Norconex / crawlers

Norconex Crawlers (or spiders) are flexible web and filesystem crawlers for collecting, parsing, and manipulating data from the web or filesystem to various data repositories such as search engines.
https://opensource.norconex.com/crawlers
Apache License 2.0
183 stars 68 forks source link

BoilerPipe integration #318

Closed angelo337 closed 7 years ago

angelo337 commented 7 years ago

hi there I am wondering if is possible to integrate BoilerPipe (https://github.com/kohlschutter/boilerpipe) into this collector, would you please point me out some direction? thanks Angelo

essiembre commented 7 years ago

You should be able to integrate it. It depends what you want to use it for. Can you please give more details?

I am not familiar with this library but I understand it is mainly used to extract text from HTML documents? Text extraction from HTML is already handled by the HTTP Collector (relying on Tika HTML parser). Maybe the collector already provides what you are looking for? Do you want to use boilerpipe for something else?

If you want to replace the default HTML parsing with one that uses boilerpipe, I would look at implementing your own IDocumentParser that uses boilerpipe. You add it via configuration under your <importer> section, like this:

<importer>
...
  <documentParserFactory class="com.norconex.importer.parser.GenericDocumentParserFactory">
      <parsers>
          <parser contentType="text/html" class="your.own.Class" />
      </parsers>
  </documentParserFactory>
...
</importer>

Let me know if that works for you. I would be interested to know what exact features you are after, in case we can improve the HTTP Collector to support them (if not already).

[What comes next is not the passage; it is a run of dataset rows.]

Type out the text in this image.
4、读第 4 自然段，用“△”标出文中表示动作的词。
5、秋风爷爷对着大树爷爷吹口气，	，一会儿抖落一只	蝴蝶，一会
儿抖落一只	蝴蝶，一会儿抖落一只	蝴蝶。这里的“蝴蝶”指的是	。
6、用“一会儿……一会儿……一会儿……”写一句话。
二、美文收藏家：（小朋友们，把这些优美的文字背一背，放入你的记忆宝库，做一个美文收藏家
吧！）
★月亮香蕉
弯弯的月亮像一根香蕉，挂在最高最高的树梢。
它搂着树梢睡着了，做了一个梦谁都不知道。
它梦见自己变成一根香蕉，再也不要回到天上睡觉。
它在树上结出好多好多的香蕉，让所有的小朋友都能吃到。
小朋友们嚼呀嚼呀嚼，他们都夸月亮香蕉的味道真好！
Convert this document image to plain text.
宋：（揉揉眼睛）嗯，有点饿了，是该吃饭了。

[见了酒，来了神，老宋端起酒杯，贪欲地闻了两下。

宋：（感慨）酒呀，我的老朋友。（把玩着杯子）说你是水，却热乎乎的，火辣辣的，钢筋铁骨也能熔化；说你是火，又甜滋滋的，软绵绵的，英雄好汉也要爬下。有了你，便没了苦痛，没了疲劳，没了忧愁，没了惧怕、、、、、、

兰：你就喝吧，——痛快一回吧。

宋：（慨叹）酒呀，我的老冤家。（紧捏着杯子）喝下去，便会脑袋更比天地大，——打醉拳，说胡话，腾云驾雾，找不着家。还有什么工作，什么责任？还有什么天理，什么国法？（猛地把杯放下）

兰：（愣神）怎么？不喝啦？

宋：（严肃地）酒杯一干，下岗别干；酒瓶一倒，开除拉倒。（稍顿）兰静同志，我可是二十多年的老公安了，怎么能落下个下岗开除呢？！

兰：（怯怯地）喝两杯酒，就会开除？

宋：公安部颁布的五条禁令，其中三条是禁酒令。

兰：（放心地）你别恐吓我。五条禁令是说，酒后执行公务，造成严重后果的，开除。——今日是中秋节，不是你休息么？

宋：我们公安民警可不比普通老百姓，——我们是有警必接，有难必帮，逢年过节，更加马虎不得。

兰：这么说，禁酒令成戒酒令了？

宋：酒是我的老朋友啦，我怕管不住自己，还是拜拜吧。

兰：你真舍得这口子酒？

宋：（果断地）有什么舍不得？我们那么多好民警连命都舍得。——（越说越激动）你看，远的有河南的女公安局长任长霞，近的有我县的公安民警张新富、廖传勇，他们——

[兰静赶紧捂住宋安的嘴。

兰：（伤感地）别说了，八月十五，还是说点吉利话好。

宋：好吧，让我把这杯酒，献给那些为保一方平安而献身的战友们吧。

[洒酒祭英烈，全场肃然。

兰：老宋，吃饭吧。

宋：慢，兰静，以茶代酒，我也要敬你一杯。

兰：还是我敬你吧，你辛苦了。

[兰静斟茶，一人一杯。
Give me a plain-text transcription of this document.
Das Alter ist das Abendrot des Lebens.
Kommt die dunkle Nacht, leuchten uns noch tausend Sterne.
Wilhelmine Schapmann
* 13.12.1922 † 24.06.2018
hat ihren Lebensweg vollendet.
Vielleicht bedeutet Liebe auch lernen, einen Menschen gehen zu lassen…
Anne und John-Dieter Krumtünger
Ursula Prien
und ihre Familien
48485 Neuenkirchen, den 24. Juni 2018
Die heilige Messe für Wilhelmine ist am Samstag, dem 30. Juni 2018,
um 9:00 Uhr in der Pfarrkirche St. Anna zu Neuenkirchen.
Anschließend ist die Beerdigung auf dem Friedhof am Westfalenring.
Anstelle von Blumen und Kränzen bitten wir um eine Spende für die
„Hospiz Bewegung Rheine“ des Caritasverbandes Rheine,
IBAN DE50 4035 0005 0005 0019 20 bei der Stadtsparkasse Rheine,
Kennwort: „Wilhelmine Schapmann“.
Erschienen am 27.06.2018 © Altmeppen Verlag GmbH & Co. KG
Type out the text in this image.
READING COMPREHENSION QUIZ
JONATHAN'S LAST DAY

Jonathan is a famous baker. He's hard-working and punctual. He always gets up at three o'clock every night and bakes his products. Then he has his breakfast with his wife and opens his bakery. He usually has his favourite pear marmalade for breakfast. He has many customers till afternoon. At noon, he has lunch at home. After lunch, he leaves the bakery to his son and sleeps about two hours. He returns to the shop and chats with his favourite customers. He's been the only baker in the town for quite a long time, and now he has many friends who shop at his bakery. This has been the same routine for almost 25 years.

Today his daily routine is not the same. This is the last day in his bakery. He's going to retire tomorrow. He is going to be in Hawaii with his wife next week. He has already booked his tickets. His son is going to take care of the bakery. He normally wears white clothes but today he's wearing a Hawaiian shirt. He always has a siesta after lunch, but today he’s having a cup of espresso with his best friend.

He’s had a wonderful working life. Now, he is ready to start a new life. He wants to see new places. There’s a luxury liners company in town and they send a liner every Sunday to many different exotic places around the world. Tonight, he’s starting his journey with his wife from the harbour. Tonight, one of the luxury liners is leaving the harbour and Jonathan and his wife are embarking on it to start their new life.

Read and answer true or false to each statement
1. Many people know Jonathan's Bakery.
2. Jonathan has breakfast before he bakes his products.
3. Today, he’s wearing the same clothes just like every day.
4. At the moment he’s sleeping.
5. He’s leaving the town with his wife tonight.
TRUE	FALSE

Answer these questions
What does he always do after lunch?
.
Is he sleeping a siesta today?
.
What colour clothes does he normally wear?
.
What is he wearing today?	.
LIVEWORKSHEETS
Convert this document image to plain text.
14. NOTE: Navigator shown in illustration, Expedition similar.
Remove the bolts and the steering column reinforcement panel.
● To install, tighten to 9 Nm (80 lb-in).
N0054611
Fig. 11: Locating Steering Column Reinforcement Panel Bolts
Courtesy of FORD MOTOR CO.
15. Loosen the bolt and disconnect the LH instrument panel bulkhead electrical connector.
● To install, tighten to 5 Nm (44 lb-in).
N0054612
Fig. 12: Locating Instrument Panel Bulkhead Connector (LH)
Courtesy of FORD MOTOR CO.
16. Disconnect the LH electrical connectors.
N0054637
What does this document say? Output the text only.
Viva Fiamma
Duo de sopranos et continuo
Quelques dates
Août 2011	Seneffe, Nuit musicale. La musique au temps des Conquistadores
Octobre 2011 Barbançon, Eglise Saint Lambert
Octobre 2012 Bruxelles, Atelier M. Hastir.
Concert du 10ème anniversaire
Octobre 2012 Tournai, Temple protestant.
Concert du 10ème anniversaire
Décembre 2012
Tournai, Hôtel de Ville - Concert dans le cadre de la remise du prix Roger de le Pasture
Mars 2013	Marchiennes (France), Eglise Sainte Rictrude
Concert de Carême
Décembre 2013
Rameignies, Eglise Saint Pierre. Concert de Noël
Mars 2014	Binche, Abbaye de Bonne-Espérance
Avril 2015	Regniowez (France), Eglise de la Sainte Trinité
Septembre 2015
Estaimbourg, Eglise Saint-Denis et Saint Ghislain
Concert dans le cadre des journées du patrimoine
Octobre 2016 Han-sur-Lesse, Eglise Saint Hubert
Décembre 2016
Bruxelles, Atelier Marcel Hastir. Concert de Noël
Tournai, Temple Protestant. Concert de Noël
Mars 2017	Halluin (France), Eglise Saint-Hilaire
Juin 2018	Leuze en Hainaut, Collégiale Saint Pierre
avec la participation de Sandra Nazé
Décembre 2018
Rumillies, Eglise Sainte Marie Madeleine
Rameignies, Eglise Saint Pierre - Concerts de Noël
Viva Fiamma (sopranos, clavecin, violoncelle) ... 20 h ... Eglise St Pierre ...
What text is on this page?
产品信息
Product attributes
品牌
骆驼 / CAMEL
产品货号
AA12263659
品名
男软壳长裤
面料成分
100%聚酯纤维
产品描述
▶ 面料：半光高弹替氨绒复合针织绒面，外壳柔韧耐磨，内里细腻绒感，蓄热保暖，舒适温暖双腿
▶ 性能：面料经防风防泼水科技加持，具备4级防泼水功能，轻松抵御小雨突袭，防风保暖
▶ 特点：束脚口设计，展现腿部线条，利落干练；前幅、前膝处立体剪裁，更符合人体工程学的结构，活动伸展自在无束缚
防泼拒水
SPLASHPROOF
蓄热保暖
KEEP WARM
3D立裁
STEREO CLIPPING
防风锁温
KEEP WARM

angelo337 commented 7 years ago

hi there my objective is extract a big chunk of text with no need to open any HTML, you can see this library working in here: http://boilerpipe-web.appspot.com/

as you can see in this example: original page: https://www.nytimes.com/2017/01/24/us/politics/keystone-dakota-pipeline-trump.html?hp&action=click&pgtype=Homepage&clickSource=story-heading&module=first-column-region&region=top-news&WT.nav=top-news&_r=0

http://boilerpipe-web.appspot.com/extract?url=https%3A%2F%2Fwww.nytimes.com%2F2017%2F01%2F24%2Fus%2Fpolitics%2Fkeystone-dakota-pipeline-trump.html%3Fhp%26action%3Dclick%26pgtype%3DHomepage%26clickSource%3Dstory-heading%26module%3Dfirst-column-region%26region%3Dtop-news%26WT.nav%3Dtop-news%26_r%3D0&extractor=ArticleExtractor&output=htmlFragment&extractImages=&token=

you can read all page content and extract most of the relevance text with no navigation bars and no external links this made so much easy to process and have a better relevance on the text. I will try to test your solution later next week. thanks a lot

essiembre commented 7 years ago

If you want to use it to extract text from HTML that is already downloaded by the crawler document fetcher, then writing your own parser like suggested should work. But if you would rather use BoilerPipe to also download the document, you may want to look at implementing your own IHttpDocumentFetcher instead (the default implementation is GenericDocumentFetcher).